1/5/24

Cocaine Bear: A Waste of Pixels

 


 

Cocaine Bear (2023)

Directed by Elizabeth Banks

Universal Pictures, 95 minutes, R (extreme gore)

 

Go ahead. Bring it on. I’m sure somebody reading this review will tell me I’m making too much of a spoof. Nonetheless, I declare Cocaine Bear the undisputed worst movie of 2023 and a strong contender for the worst of the century. This comedy/horror film is as broad as bear’s butt, as dumb as cracked bowling ball, and as poorly acted as a hippo performance of Shakespeare.

 

It is loosely–as in looser than a sumo wrestler onesy on Kate Moss–based on an event in 1985 in which former narcotics agent turned drug smuggler Andrew Thornton II tossed 175 pounds of wrapped cocaine out of a plane into the mountains of Kentucky and Georgia. He either parachuted or fell to his death. His body was discovered, but not the drugs. Several months later a dead 175-pound black bear was discovered, its stomach loaded with cocaine (though, oddly, not much was found in the bloodstream). Unlike the movie, no deaths were associated with the bear. In the movie, quite a few human are torn apart, including a man beheaded and another disemboweled. I suspect a few acting careers also perished as a result of Cocaine Bear.

 

In this waste of pixels, the coked-up bear’s first victim is a female hiker whose leg is torn off and is partially eaten, though her wounded male fiancée manages to crawl away. In nearby Georgia, Sari (Keri Russell), a nurse, disappoints her middle school daughter Dee Dee (Brooklyn Prince). Because she has to work, she can’t take Dee Dee to paint a waterfall. A miffed Dee Dee decides to cut school with her school friend Henry (Christian Convey) and find the waterfall themselves. They too will run into the bear.

 

Everybody in this movie has a bear encounter of some sort.  Drug lord Syd White (the late Ray Liota) orders his enforcer Daveed (O’Shea Jackson Jr.) to go look for the coke. A pit stop at the ranger’s station leads to a confrontation with the Duchamps gang, three punks just dying to have their own bear encounters.
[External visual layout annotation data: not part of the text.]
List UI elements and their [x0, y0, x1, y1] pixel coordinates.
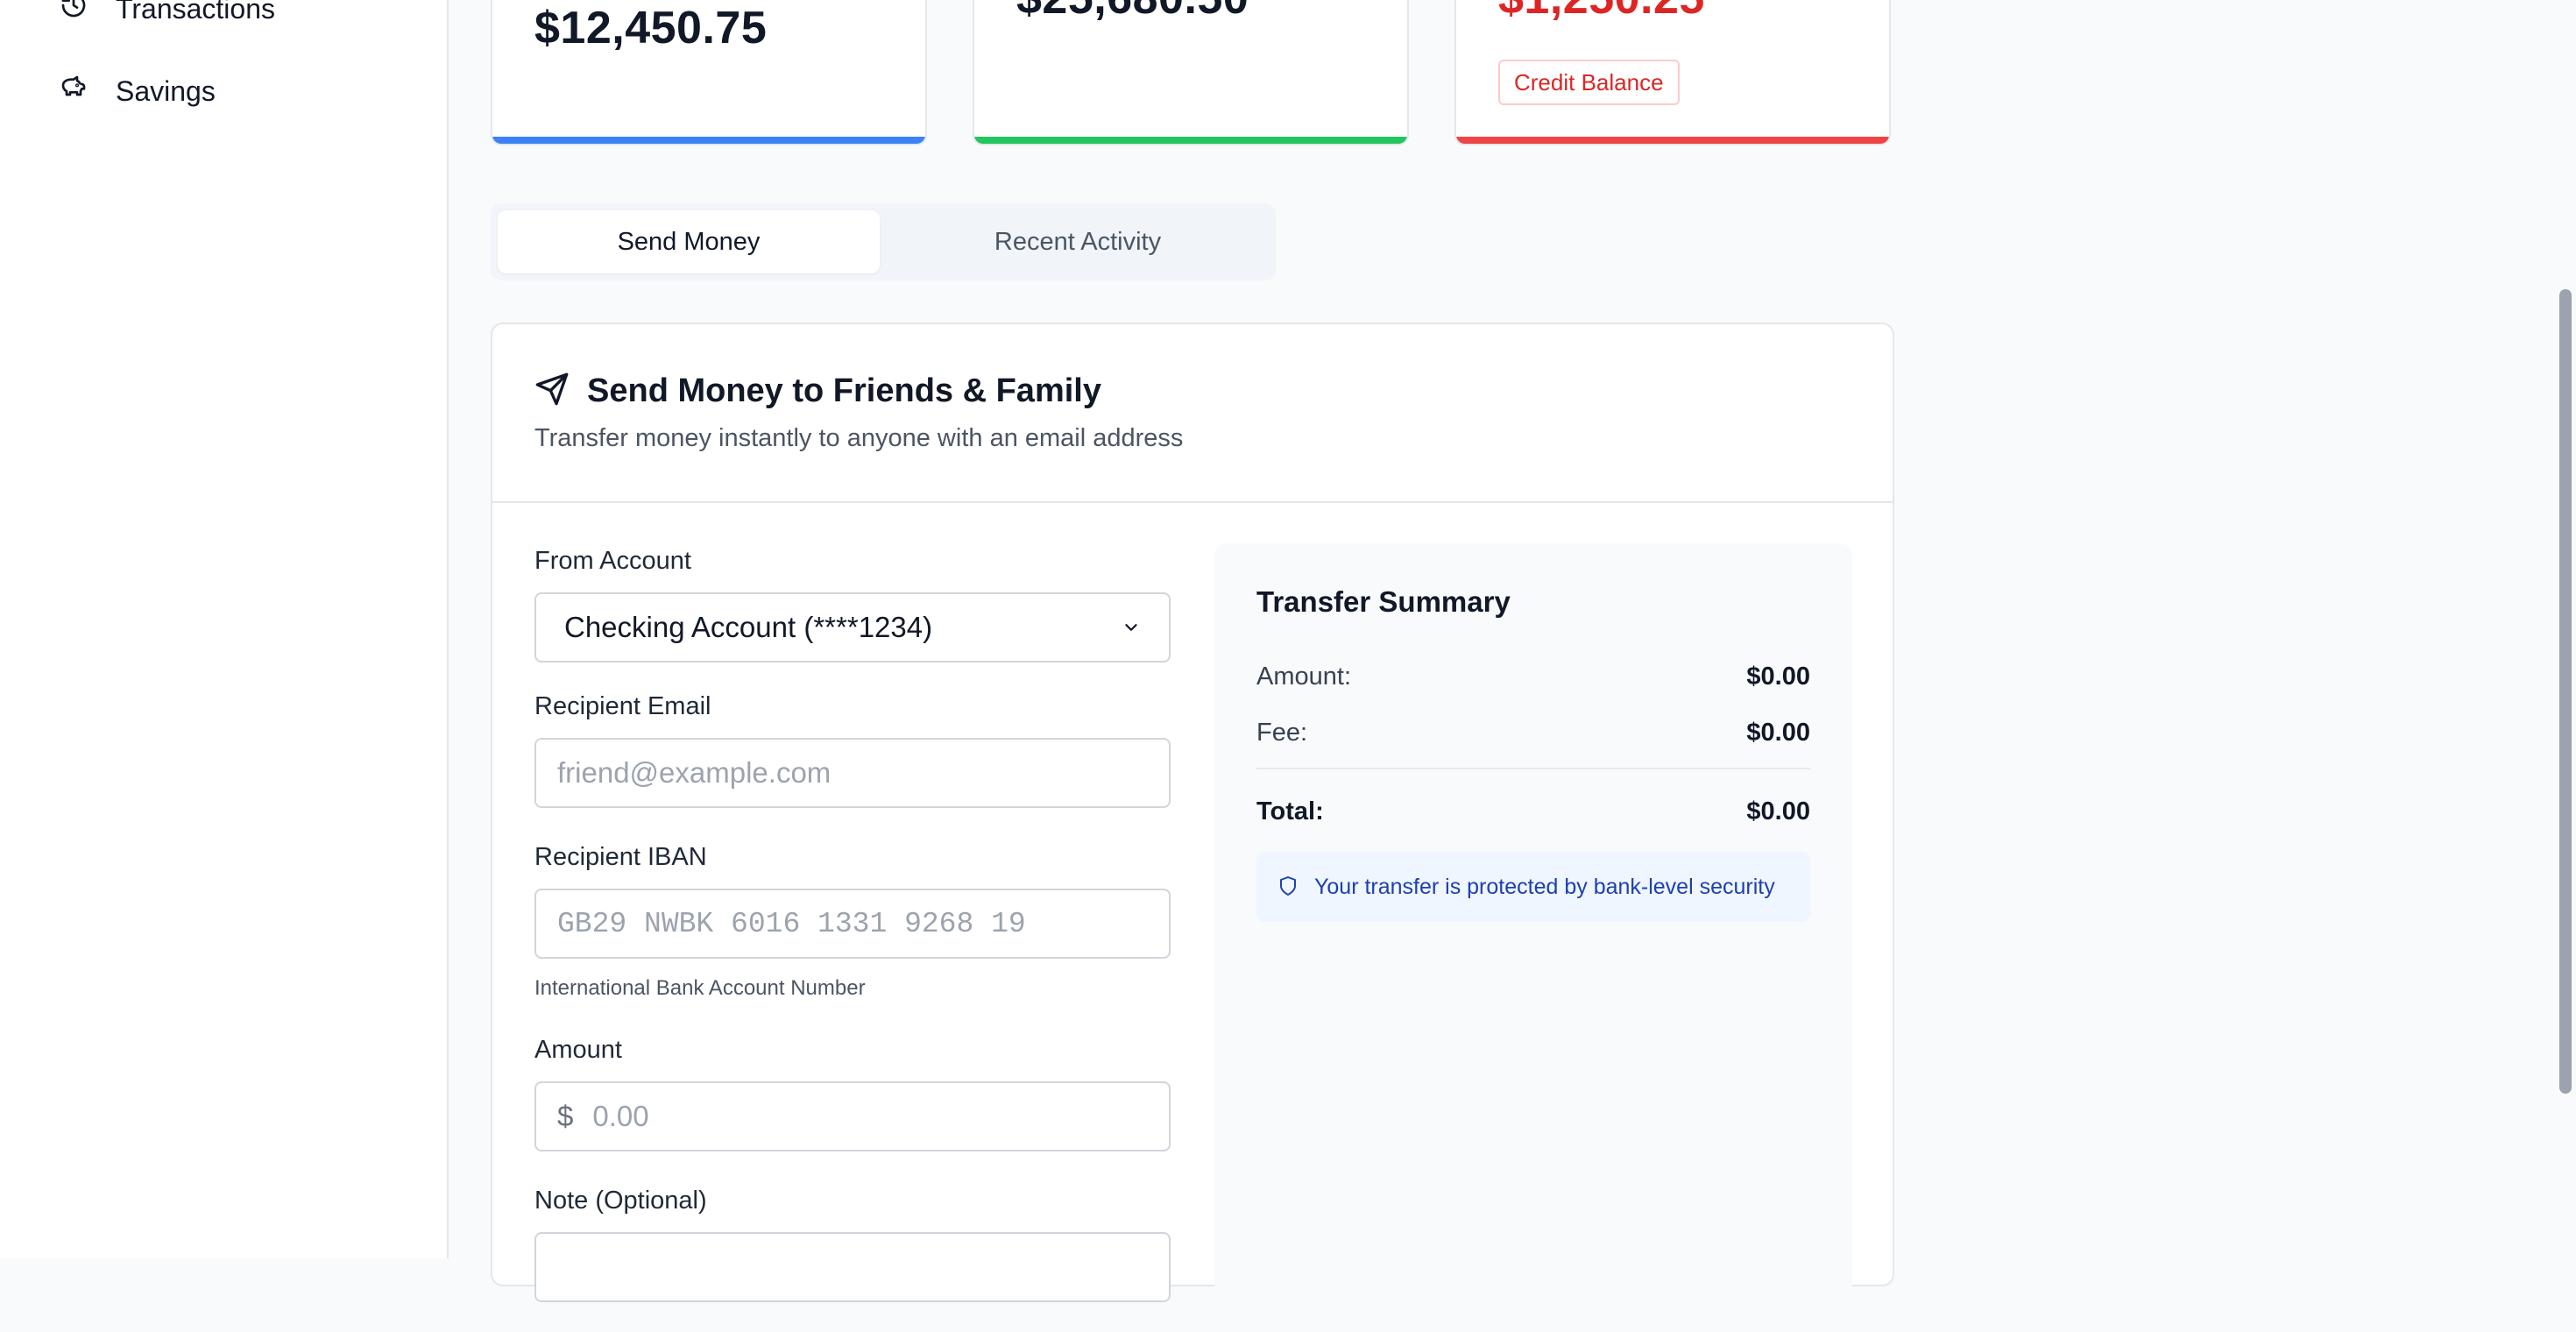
tab-send-money[interactable]: Send Money — [498, 210, 880, 273]
from-account-label: From Account — [534, 547, 691, 575]
sidebar-item-savings[interactable]: Savings — [60, 65, 216, 117]
from-account-select[interactable]: Checking Account (****1234) — [534, 592, 1171, 662]
credit-balance-badge: Credit Balance — [1498, 60, 1680, 105]
tab-list: Send Money Recent Activity — [491, 203, 1276, 280]
piggy-bank-icon — [60, 74, 95, 109]
recipient-email-label: Recipient Email — [534, 692, 711, 720]
summary-title: Transfer Summary — [1256, 585, 1511, 618]
balance-amount: $12,450.75 — [534, 3, 768, 53]
send-icon — [534, 372, 573, 410]
balance-card-savings: $25,680.50 — [973, 0, 1409, 145]
summary-fee-label: Fee: — [1256, 719, 1308, 747]
panel-header: Send Money to Friends & Family Transfer … — [492, 324, 1893, 503]
summary-amount-row: Amount: $0.00 — [1256, 662, 1810, 691]
panel-title: Send Money to Friends & Family — [534, 372, 1101, 410]
recipient-email-input[interactable] — [536, 740, 1169, 806]
panel-title-text: Send Money to Friends & Family — [587, 372, 1101, 409]
shield-icon — [1277, 875, 1300, 898]
summary-divider — [1256, 768, 1810, 769]
card-accent-bar — [974, 137, 1407, 144]
recipient-iban-label: Recipient IBAN — [534, 843, 707, 871]
summary-fee-value: $0.00 — [1746, 719, 1810, 747]
card-accent-bar — [1456, 137, 1889, 144]
send-money-panel: Send Money to Friends & Family Transfer … — [491, 322, 1894, 1332]
security-notice-text: Your transfer is protected by bank-level… — [1314, 874, 1775, 899]
amount-wrapper: $ — [534, 1081, 1171, 1151]
summary-fee-row: Fee: $0.00 — [1256, 719, 1810, 747]
tab-recent-activity[interactable]: Recent Activity — [887, 210, 1269, 273]
balance-amount: $1,250.25 — [1498, 0, 1705, 25]
panel-subtitle: Transfer money instantly to anyone with … — [534, 424, 1184, 452]
summary-amount-value: $0.00 — [1746, 662, 1810, 691]
sidebar-item-label: Savings — [116, 74, 216, 107]
note-wrapper — [534, 1232, 1171, 1302]
recipient-iban-wrapper — [534, 889, 1171, 959]
recipient-iban-input[interactable] — [536, 890, 1169, 957]
currency-prefix: $ — [557, 1100, 574, 1132]
sidebar-item-transactions[interactable]: Transactions — [60, 0, 275, 35]
note-label: Note (Optional) — [534, 1187, 707, 1215]
note-input[interactable] — [536, 1234, 1169, 1300]
summary-total-label: Total: — [1256, 797, 1324, 825]
summary-amount-label: Amount: — [1256, 662, 1351, 691]
card-accent-bar — [492, 137, 925, 144]
balance-amount: $25,680.50 — [1016, 0, 1249, 25]
sidebar-item-label: Transactions — [116, 0, 275, 25]
scrollbar-thumb[interactable] — [2559, 289, 2572, 1094]
iban-hint: International Bank Account Number — [534, 976, 866, 1000]
recipient-email-wrapper — [534, 738, 1171, 808]
summary-total-value: $0.00 — [1746, 797, 1810, 825]
from-account-value: Checking Account (****1234) — [564, 611, 933, 643]
summary-total-row: Total: $0.00 — [1256, 797, 1810, 826]
history-icon — [60, 0, 95, 26]
balance-card-credit: $1,250.25 Credit Balance — [1454, 0, 1891, 145]
amount-label: Amount — [534, 1036, 622, 1064]
amount-input[interactable] — [573, 1083, 1169, 1150]
security-notice: Your transfer is protected by bank-level… — [1256, 852, 1810, 922]
sidebar: Transactions Savings — [0, 0, 449, 1258]
transfer-summary: Transfer Summary Amount: $0.00 Fee: $0.0… — [1214, 543, 1852, 1332]
balance-card-checking: $12,450.75 — [491, 0, 927, 145]
chevron-down-icon — [1122, 611, 1141, 644]
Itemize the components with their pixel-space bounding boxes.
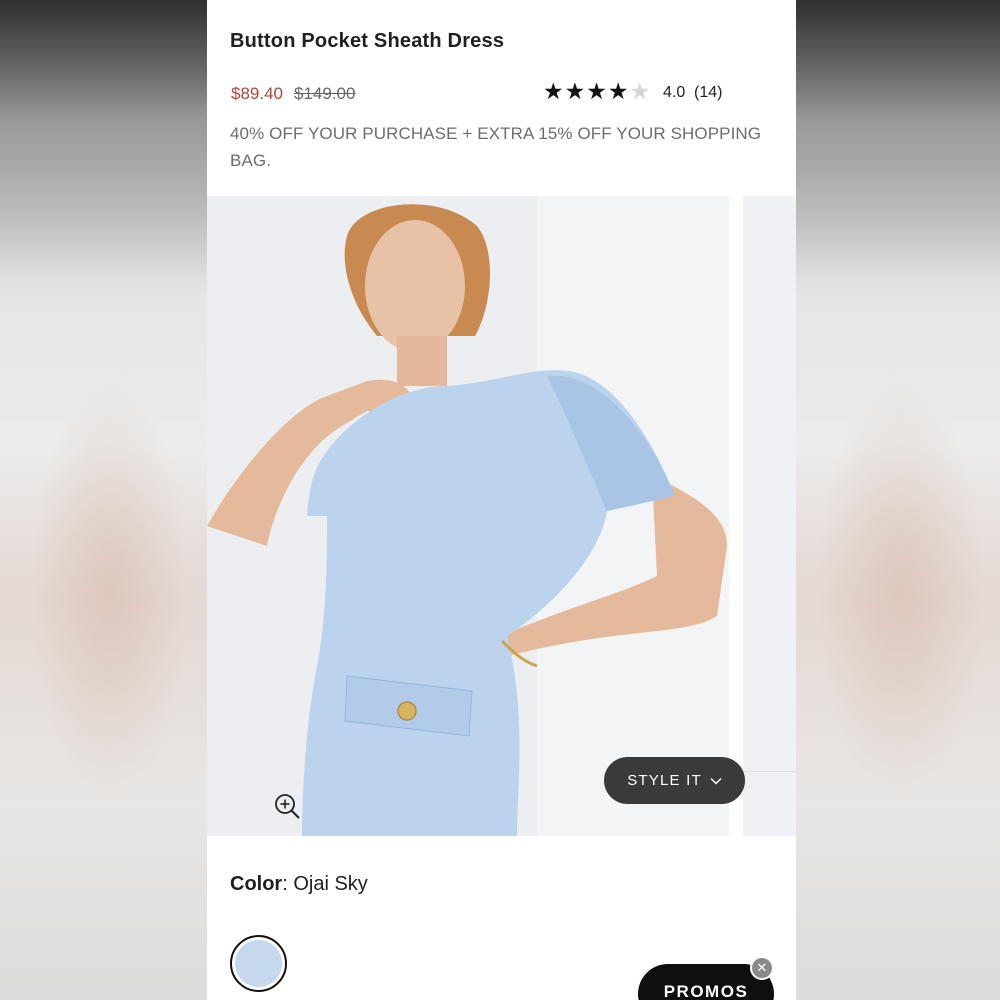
chevron-down-icon [710,777,722,784]
color-value: Ojai Sky [293,873,368,895]
next-product-image[interactable] [743,196,796,836]
close-icon[interactable]: ✕ [750,956,774,980]
image-carousel[interactable]: STYLE IT [207,196,796,836]
swatch-fill [235,940,282,987]
promos-label: PROMOS [663,982,749,1000]
rating-value: 4.0 [663,84,686,101]
star-filled-icon: ★ [586,78,607,104]
style-it-label: STYLE IT [627,772,702,789]
color-swatch-ojai-sky[interactable] [230,935,287,992]
star-filled-icon: ★ [607,78,629,104]
image-divider [743,771,796,772]
style-it-button[interactable]: STYLE IT [604,757,745,804]
background-blur-right [796,0,1000,1000]
sale-price: $89.40 [231,84,283,103]
rating-stars[interactable]: ★ ★ ★ ★ ★ [543,79,650,103]
promo-message: 40% OFF YOUR PURCHASE + EXTRA 15% OFF YO… [230,124,762,170]
background-blur-figure [816,380,986,800]
original-price: $149.00 [294,84,356,103]
product-page: Button Pocket Sheath Dress $89.40 $149.0… [207,0,796,1000]
zoom-in-icon[interactable] [273,792,301,820]
color-label: Color [230,873,283,895]
background-blur-figure [30,380,190,800]
product-title: Button Pocket Sheath Dress [230,30,505,52]
background-blur-left [0,0,207,1000]
color-selection-label: Color: Ojai Sky [230,873,368,895]
model-photo [207,196,729,836]
star-filled-icon: ★ [564,78,586,104]
star-filled-icon: ★ [543,78,564,104]
review-count[interactable]: (14) [694,84,722,102]
product-image[interactable] [207,196,729,836]
star-empty-icon: ★ [629,78,651,104]
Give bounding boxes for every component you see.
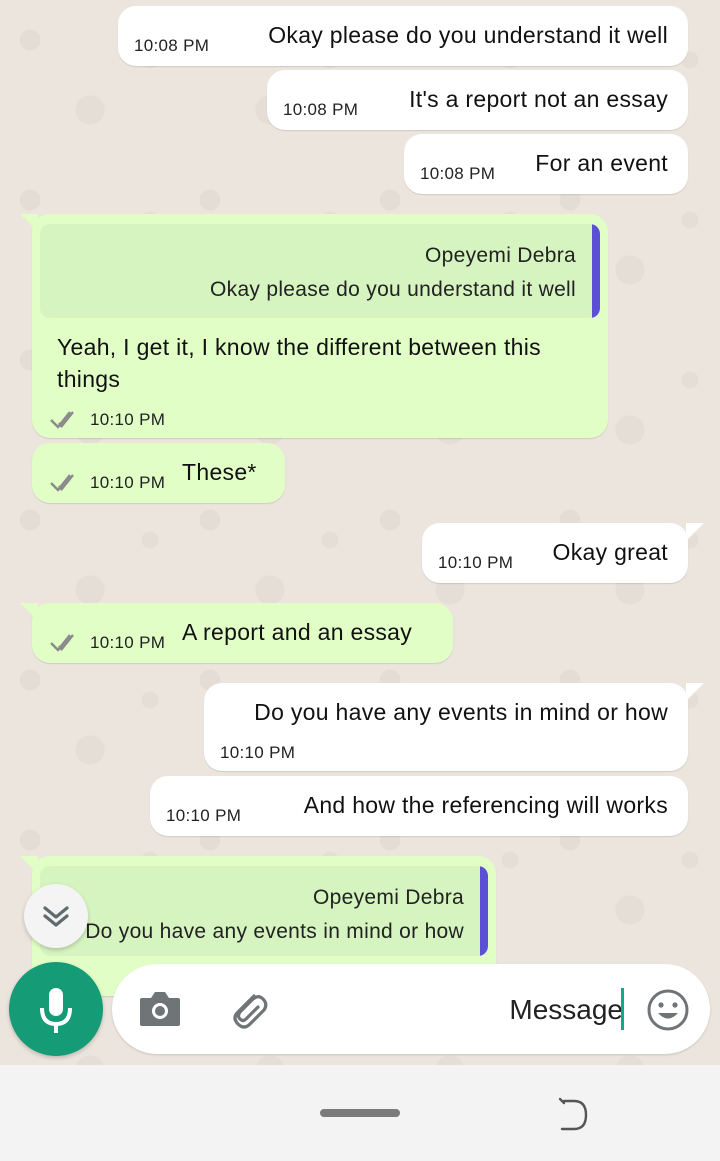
camera-icon[interactable]: [138, 988, 182, 1028]
message-text-line: things: [57, 366, 121, 392]
message-time: 10:08 PM: [283, 100, 359, 119]
message-text: A report and an essay: [182, 619, 413, 645]
voice-record-button[interactable]: [9, 962, 103, 1056]
rotate-icon[interactable]: [552, 1095, 592, 1135]
message-time: 10:10 PM: [220, 743, 296, 762]
chat-area: 10:08 PM Okay please do you understand i…: [0, 0, 720, 1065]
double-chevron-down-icon: [43, 906, 69, 927]
message-text-line: Yeah, I get it, I know the different bet…: [57, 334, 541, 360]
quote-accent-bar: [592, 224, 600, 318]
message-composer[interactable]: Message: [112, 964, 710, 1054]
incoming-message[interactable]: 10:08 PM For an event: [404, 134, 688, 194]
message-time: 10:10 PM: [90, 633, 166, 652]
message-text: Okay please do you understand it well: [268, 22, 668, 48]
incoming-message[interactable]: 10:10 PM And how the referencing will wo…: [150, 776, 688, 836]
message-input-placeholder[interactable]: Message: [509, 994, 623, 1026]
quote-accent-bar: [480, 866, 488, 956]
system-navigation-bar: [0, 1065, 720, 1161]
message-text: These*: [182, 459, 257, 485]
incoming-message[interactable]: 10:08 PM Okay please do you understand i…: [118, 6, 688, 66]
message-text: And how the referencing will works: [303, 792, 668, 818]
message-text: Okay great: [552, 539, 668, 565]
home-gesture-handle[interactable]: [320, 1109, 400, 1117]
message-time: 10:08 PM: [134, 36, 210, 55]
quoted-message[interactable]: Opeyemi Debra Do you have any events in …: [40, 866, 488, 956]
incoming-message[interactable]: 10:10 PM Okay great: [422, 523, 688, 583]
message-time: 10:10 PM: [438, 553, 514, 572]
quote-text: Okay please do you understand it well: [210, 278, 576, 301]
bubble-tail: [686, 683, 704, 701]
message-time: 10:10 PM: [90, 473, 166, 492]
double-check-icon: [50, 474, 74, 492]
outgoing-message[interactable]: 10:10 PM A report and an essay: [32, 603, 453, 663]
message-time: 10:10 PM: [90, 410, 166, 429]
quoted-message[interactable]: Opeyemi Debra Okay please do you underst…: [40, 224, 600, 318]
incoming-message[interactable]: 10:08 PM It's a report not an essay: [267, 70, 688, 130]
incoming-message[interactable]: Do you have any events in mind or how 10…: [204, 683, 688, 771]
microphone-icon: [40, 988, 72, 1033]
emoji-icon[interactable]: [646, 988, 690, 1032]
double-check-icon: [50, 634, 74, 652]
outgoing-message[interactable]: 10:10 PM These*: [32, 443, 285, 503]
message-time: 10:08 PM: [420, 164, 496, 183]
double-check-icon: [50, 411, 74, 429]
paperclip-icon[interactable]: [224, 986, 272, 1034]
text-cursor: [621, 988, 624, 1030]
scroll-to-bottom-button[interactable]: [24, 884, 88, 948]
quote-text: Do you have any events in mind or how: [85, 920, 464, 943]
outgoing-message[interactable]: Opeyemi Debra Okay please do you underst…: [32, 214, 608, 438]
message-text: For an event: [535, 150, 668, 176]
message-time: 10:10 PM: [166, 806, 242, 825]
quote-author: Opeyemi Debra: [313, 886, 464, 909]
bubble-tail: [686, 523, 704, 541]
message-text: It's a report not an essay: [409, 86, 668, 112]
quote-author: Opeyemi Debra: [425, 244, 576, 267]
message-text: Do you have any events in mind or how: [254, 699, 668, 725]
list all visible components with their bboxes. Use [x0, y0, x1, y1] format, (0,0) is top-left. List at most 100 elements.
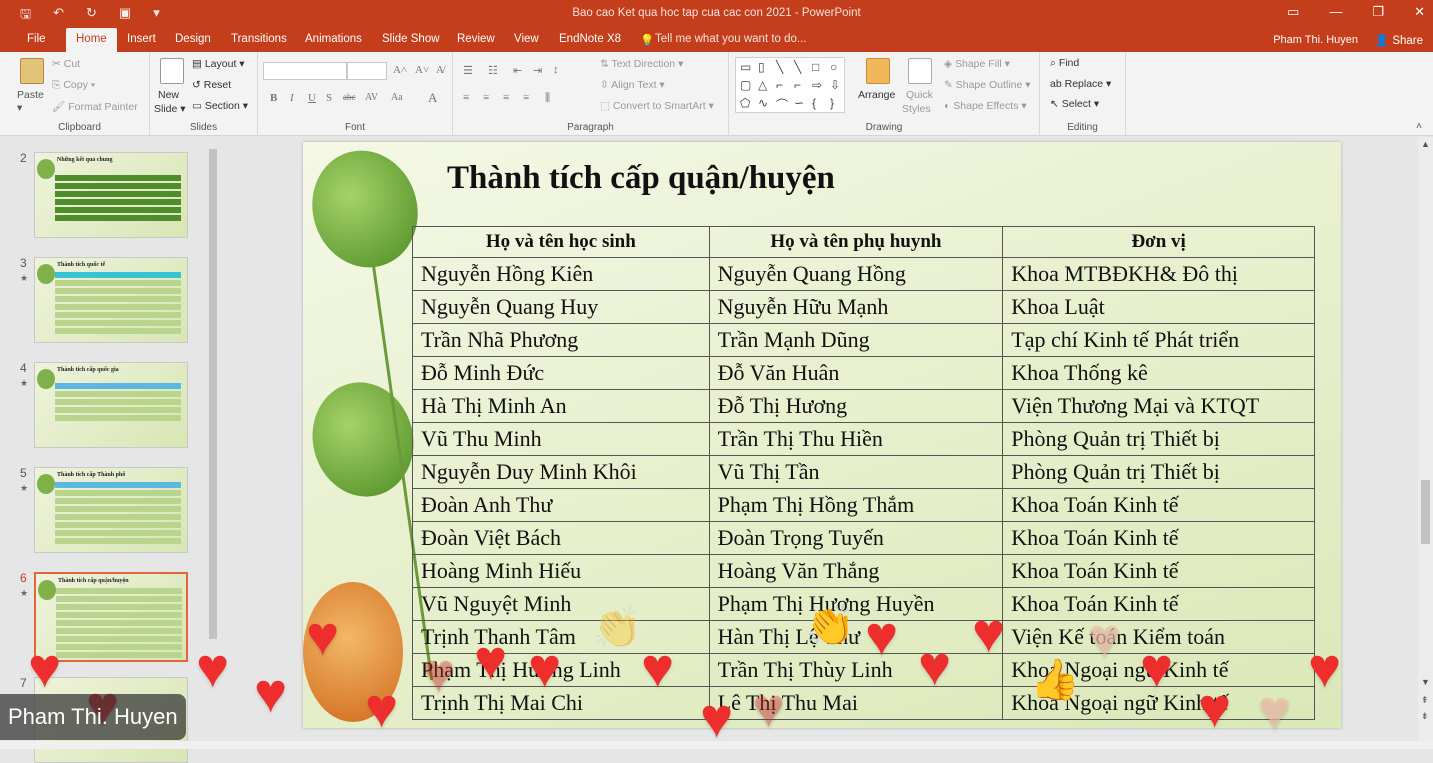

Let’s toss in Daveed’s sidekick Eddie (Alden Ehrenreich) who is mourning his wife’s recent death; plus-sized Ranger Liz (Margo Martindale) trying to put the moves on “wildlife activist” Peter, who wouldn’t know a chipmunk from a Benedictine monk; Bob (Isaiah Whitlock Jr.), a police officer with a prissy dog; and two terrified ETs. Will anyone survive the ravenous bear who needs more and more cocaine? Better question: Will any viewers survive this insult to their intelligence?

 

You could call this one “Hillbilly Bear” or “Deliverance II With Bruin.” Director Elizabeth Banks had to cheek to label her movie the actual Cocaine Bear’s vengeance. I hope she was joking. You name the cliché and Cocaine Bear has it. Cuddly cubs. Check. Stupid criminals. Check five times. A double cross. Semi-check as the actress who plays that role doesn’t even have a Wikipedia page and only quarter crosses. (Okay, only an eighth.) A dopehead who is even dumber when he’s sober. Check. Insufferable children. Two more checks. Dialogue and acting as stiff as a cleric’s collar. Check. Surviving a leap that no one could. Why not? A bad guy’s demise. Do we care?

 

You might notice that you’ve never or barely heard of the actors other than Liotta–what a horrible legacy for a fine talent–and Russell, who has been in a few good roles and quite a few bad ones. The best that can be said of this role is that I’m sure Russell didn’t exhaust her acting chops. The two child actors might wish to focus on their education. This movie stinks worse than a bear’s cave. It’s way too inept to be camp. Worst of all, everything is telegraphed, so as horror films go, it’s grisly (grizzly?) but not scary. 

 

Poor Cocaine Bear. The real one I mean. As if it’s not a big enough insult to make her into a murderer, the real bear was stuffed by a taxidermist and put on display at “fun mall” in Lexington, Kentucky. Apparently she has the power to marry people under a weird Kentucky law that says if two people “believe” an officiant has the power to entwine them, their nuptials are legal. You can’t make it up.